Despite the less favorable regulatory environment, e-commerce companies continue to flourish in ASEAN countries. Online shopping platforms such as Lazada, Qoo10, and Zalora are dominating markets; in fact, Alibaba recently acquired a close to $1 billion stake in Lazada.
E-commerce players would grow even faster with harmonized ASEAN-level standards on sales tax, financial transactions and payment systems, and spectrum allocation among internet service providers to name a few.
Technology-driven human capital
To fully realise the potential of improved connectivity and e-commerce, we need more tech literacy. Singapore, Malaysia, and the Philippines are the only ASEAN members with comprehensive strategies to help grow tech-savvy human capital.
Singapore is the example to follow. Through its flagship Infocomm Media 2025 strategy to develop computational thinking capability among citizens, Singapore encourages initiatives tailored for students, industry workers, and media professionals respectively. The government also offers incubator support for local startups, and Block 71 is now considered the Silicon Valley of Southeast Asia.
Nonetheless, it’s important to note that education systems in most ASEAN member states continue to rely on traditional curriculums, and many schools lack proper equipment. Only Singapore has been progressively adapting its education system and promoting 4IR re-skilling with its SkillsFuture program.
Singapore’s readiness is not surprising given that the learner-to-computer ratio for primary and secondary schools in Singapore is 4:1, even better than those of Japan and the Republic of Korea. The ratios for primary schools in Malaysia and Thailand are 17:1 and 15:1 respectively, and 412:1 in the Philippines. The situation is worse in Cambodia, with ratios of over 500:1 and 441:1 for lower and upper secondary schools.
Is ASEAN ready?
Based on the progress made so far on the three drivers of 4IR, ASEAN as a whole is underprepared at the moment for the fourth industrial revolution.

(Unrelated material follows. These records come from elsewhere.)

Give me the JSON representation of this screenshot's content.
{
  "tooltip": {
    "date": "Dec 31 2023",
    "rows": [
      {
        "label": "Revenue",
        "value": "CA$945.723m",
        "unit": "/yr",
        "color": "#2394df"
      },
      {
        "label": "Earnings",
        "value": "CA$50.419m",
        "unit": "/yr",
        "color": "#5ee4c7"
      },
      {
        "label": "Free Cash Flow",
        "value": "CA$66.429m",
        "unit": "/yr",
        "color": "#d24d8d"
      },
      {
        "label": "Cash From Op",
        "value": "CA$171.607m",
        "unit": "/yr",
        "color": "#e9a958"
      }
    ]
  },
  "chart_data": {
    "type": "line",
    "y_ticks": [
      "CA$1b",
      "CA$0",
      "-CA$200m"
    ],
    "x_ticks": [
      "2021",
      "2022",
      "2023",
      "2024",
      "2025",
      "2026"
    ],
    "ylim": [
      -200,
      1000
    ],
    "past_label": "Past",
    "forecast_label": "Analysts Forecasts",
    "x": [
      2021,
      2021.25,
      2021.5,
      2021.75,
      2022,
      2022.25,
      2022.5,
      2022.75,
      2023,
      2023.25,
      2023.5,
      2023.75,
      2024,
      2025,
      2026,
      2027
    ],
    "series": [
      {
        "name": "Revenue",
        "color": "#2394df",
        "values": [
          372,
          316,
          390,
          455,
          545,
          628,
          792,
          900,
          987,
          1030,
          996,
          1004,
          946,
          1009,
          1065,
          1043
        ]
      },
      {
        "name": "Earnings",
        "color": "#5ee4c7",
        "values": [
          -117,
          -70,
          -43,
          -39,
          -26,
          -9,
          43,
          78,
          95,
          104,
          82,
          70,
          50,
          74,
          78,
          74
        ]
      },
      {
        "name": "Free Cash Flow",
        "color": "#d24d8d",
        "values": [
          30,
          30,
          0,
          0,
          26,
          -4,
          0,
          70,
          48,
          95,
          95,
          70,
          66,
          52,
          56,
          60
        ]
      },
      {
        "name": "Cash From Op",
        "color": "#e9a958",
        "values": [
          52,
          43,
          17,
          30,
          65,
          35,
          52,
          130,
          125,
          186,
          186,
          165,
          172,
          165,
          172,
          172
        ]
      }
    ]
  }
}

The question now is, when will it be ready?
Singapore’s massive success and continuous efforts in adapting to this technology era can spearhead other members into adopting similar approaches. Malaysia has already answered the call with its own initiatives: Digital Malaysia, MDeC, MAGIC accelerator program, and Axiata-MAVCAP venture capital.
The recent endorsement by ASEAN leaders of the World Economic Forum’s study on accelerating ASEAN regional integration ahead of 4IR is a positive sign. Strong government support is a big leap for ASEAN in its efforts toward coding a unified response to 4IR.
This piece was published in Asian Development Blog on 6 July 2017.